Temí lo peor, temí que me considerara un pobre demenciado que confundía las fechas o las personas, o que tenía la extraña compulsión de acudir a los consultorios médicos. Así que mentí de nuevo:

 

—Bueno, realmente preciso una revisión ocular, últimamente  tengo algunas dificultades para la lectura, pero sufro de fobia a los médicos desde niño y vengo para irme  acostumbrando al ambiente.

 

Trataba de hacerla reír, pero ella, muy profesionalmente, y dada mi edad, me sugirió que, puesto que aquella tarde el doctor García no tenía mucho trabajo, podía aprovechar para hacerme esa revisión de la que hablaba.

 

No pude negarme, además ella me gustó, sí, francamente correspondía al perfil de mujer que había andado buscando.

 

Entré en Consulta, pasé todos los exámenes de rutina y escuché el diagnóstico:

 

—En efecto,  Sr Motiván, está usted en el momento adecuado para que se le intervenga esa catarata del ojo derecho.
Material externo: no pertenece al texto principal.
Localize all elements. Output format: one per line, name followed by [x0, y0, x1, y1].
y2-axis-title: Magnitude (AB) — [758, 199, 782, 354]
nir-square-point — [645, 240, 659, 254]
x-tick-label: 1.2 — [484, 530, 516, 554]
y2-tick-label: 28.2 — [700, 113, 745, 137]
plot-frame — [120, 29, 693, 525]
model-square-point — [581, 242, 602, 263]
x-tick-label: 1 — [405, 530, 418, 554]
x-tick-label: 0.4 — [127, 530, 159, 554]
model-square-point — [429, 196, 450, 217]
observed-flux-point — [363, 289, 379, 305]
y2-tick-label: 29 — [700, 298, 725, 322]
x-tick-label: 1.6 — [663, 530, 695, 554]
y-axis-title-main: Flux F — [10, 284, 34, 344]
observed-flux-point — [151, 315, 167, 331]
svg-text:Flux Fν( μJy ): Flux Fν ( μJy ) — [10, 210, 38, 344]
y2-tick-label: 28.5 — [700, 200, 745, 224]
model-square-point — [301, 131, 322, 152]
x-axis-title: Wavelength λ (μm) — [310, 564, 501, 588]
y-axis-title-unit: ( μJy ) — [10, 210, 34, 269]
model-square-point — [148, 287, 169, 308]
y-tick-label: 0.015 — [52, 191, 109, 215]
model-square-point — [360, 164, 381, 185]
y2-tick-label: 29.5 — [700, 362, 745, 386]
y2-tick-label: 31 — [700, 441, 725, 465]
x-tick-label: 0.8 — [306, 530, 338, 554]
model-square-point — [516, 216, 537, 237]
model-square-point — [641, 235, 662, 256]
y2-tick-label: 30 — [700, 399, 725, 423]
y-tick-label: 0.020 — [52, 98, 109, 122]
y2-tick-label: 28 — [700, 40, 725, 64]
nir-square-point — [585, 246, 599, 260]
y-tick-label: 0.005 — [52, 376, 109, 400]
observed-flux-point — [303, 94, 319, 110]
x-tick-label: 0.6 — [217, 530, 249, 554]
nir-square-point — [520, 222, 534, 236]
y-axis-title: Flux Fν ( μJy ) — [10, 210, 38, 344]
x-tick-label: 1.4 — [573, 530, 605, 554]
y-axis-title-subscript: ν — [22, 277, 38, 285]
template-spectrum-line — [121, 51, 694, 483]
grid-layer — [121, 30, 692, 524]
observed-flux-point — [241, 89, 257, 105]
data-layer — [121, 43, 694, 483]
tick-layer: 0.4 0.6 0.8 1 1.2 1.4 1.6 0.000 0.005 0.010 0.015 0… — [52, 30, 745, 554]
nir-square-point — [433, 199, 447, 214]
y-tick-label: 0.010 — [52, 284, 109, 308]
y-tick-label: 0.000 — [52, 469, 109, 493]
Quizás no le moleste mucho porque el ojo izquierdo tiene una agudeza visual espléndida para su edad, pero no hay que cansarlo, y usted, la verdad, por el ojo derecho debe ver más bien poco.

 

Bueno, salí con el volante y la fecha para operarme de las cataratas, fantaseé con la amable enfermera poniéndome cuidadosamente las gotas y escuchando mis quejas de doliente post-operado y me consideré afortunado.

 

Todo ha ido perfectamente y veo bastante mejor que antes, he tenido que ir  con cierta regularidad a la consulta y la enfermera, pues... sí, no me había equivocado, es una señora estupenda, me ha tratado de forma impecable, e incluso hemos establecido una cierta relación amistosa, por eso sé que es plenamente feliz con su amable esposo, sus  tres hijos y  sus cinco nietos a los que llevan a la pizzería todos los sábados.